- Jamanka Location in Uttar Pradesh, India
- Coordinates: 28°01′N 77°49′E﻿ / ﻿28.017°N 77.817°E
- Country: India
- State: Uttar Pradesh
- District: Aligarh
- Tehsil: Gabhana

Population (2011)
- • Total: 6,366

Languages
- • Official: Hindi
- Time zone: UTC+5:30 (IST)

= Jamanka =

Village in Aligarh, India

Jamanka is a large village located in the Gabhana area of Aligarh district in the Indian state of Uttar Pradesh.

==Demographics==
The population of Jamanka as recorded at the Indian Census of 2011 is 6,366, in 986 households.

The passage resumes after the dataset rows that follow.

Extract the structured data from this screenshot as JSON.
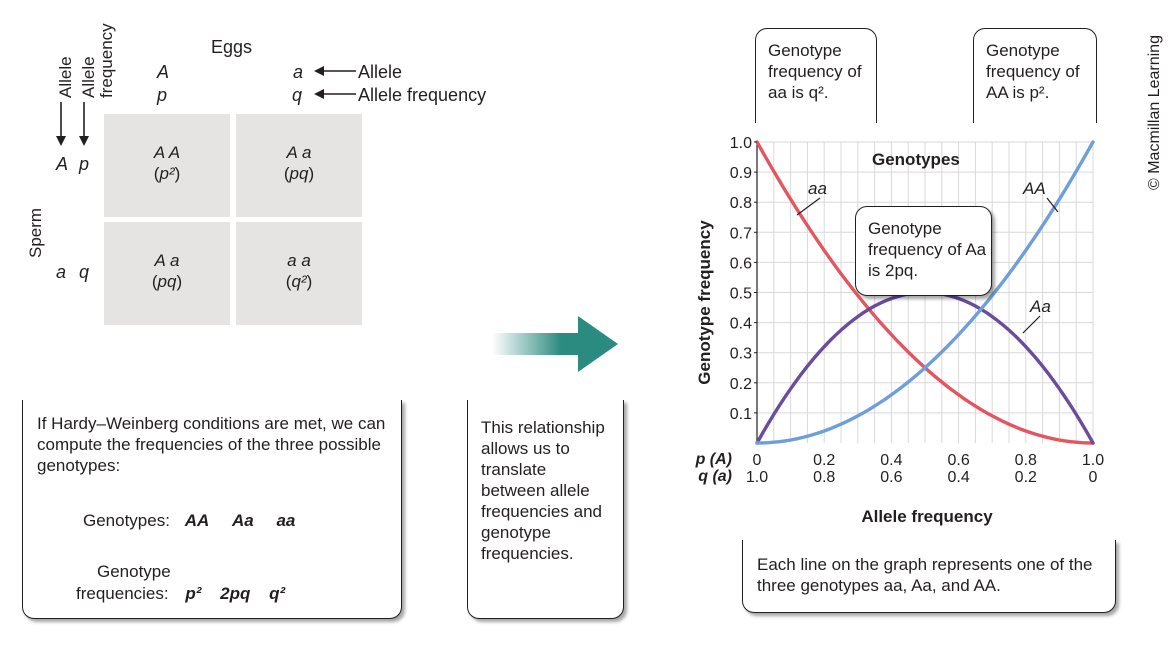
{
  "punnett": {
    "eggs_label": "Eggs",
    "col_alleles": [
      "A",
      "a"
    ],
    "col_freqs": [
      "p",
      "q"
    ],
    "allele_label": "Allele",
    "allele_freq_label": "Allele frequency",
    "row_header_allele": "Allele",
    "row_header_freq": "Allele\nfrequency",
    "sperm_label": "Sperm",
    "row_alleles": [
      "A",
      "a"
    ],
    "row_freqs": [
      "p",
      "q"
    ],
    "cells": [
      {
        "genotype": "A A",
        "freq": "p²"
      },
      {
        "genotype": "A a",
        "freq": "pq"
      },
      {
        "genotype": "A a",
        "freq": "pq"
      },
      {
        "genotype": "a a",
        "freq": "q²"
      }
    ]
  },
  "conditions_box": {
    "text": "If Hardy–Weinberg conditions are met, we can compute the frequencies of the three possible genotypes:",
    "genotypes_label": "Genotypes:",
    "genotypes": [
      "AA",
      "Aa",
      "aa"
    ],
    "freqs_label_1": "Genotype",
    "freqs_label_2": "frequencies:",
    "freqs": [
      "p²",
      "2pq",
      "q²"
    ]
  },
  "relationship_box": {
    "text": "This relationship allows us to translate between allele frequencies and genotype frequencies."
  },
  "callouts": {
    "aa": "Genotype frequency of aa is q².",
    "AA": "Genotype frequency of AA is p².",
    "Aa": "Genotype frequency of Aa is 2pq.",
    "bottom": "Each line on the graph represents one of the three genotypes aa, Aa, and AA."
  },
  "copyright": "© Macmillan Learning",
  "colors": {
    "aa": "#e4555f",
    "Aa": "#6b4c9a",
    "AA": "#6e9fd8",
    "arrow": "#2c8b80",
    "cell": "#e6e4e3"
  },
  "chart_data": {
    "type": "line",
    "title": "Genotypes",
    "xlabel": "Allele frequency",
    "ylabel": "Genotype frequency",
    "x_axis_p_label": "p (A)",
    "x_axis_q_label": "q (a)",
    "x_ticks_p": [
      "0",
      "0.2",
      "0.4",
      "0.6",
      "0.8",
      "1.0"
    ],
    "x_ticks_q": [
      "1.0",
      "0.8",
      "0.6",
      "0.4",
      "0.2",
      "0"
    ],
    "y_ticks": [
      "1.0",
      "0.9",
      "0.8",
      "0.7",
      "0.6",
      "0.5",
      "0.4",
      "0.3",
      "0.2",
      "0.1"
    ],
    "xlim": [
      0,
      1
    ],
    "ylim": [
      0,
      1
    ],
    "grid": true,
    "x": [
      0,
      0.1,
      0.2,
      0.3,
      0.4,
      0.5,
      0.6,
      0.7,
      0.8,
      0.9,
      1.0
    ],
    "series": [
      {
        "name": "aa",
        "values": [
          1.0,
          0.81,
          0.64,
          0.49,
          0.36,
          0.25,
          0.16,
          0.09,
          0.04,
          0.01,
          0.0
        ]
      },
      {
        "name": "Aa",
        "values": [
          0.0,
          0.18,
          0.32,
          0.42,
          0.48,
          0.5,
          0.48,
          0.42,
          0.32,
          0.18,
          0.0
        ]
      },
      {
        "name": "AA",
        "values": [
          0.0,
          0.01,
          0.04,
          0.09,
          0.16,
          0.25,
          0.36,
          0.49,
          0.64,
          0.81,
          1.0
        ]
      }
    ]
  }
}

The male population was 3,341 to 3,025 females, giving a sex ratio of 905 compared to 912 for Uttar Pradesh state. The number of children of age 0-6 is 1,324, comprising 20.80% of the whole population of the village, and the sex ratio among children is 922 (Uttar Pradesh 902).

The literacy rate of Jamanka village has a literacy rate of 63.35%, which is lower than the state average of 67.68%. The literacy rate among males is 75.98%, among females 49.33%.

==Governance==
Jamanka village is headed by an elected Sarpanch.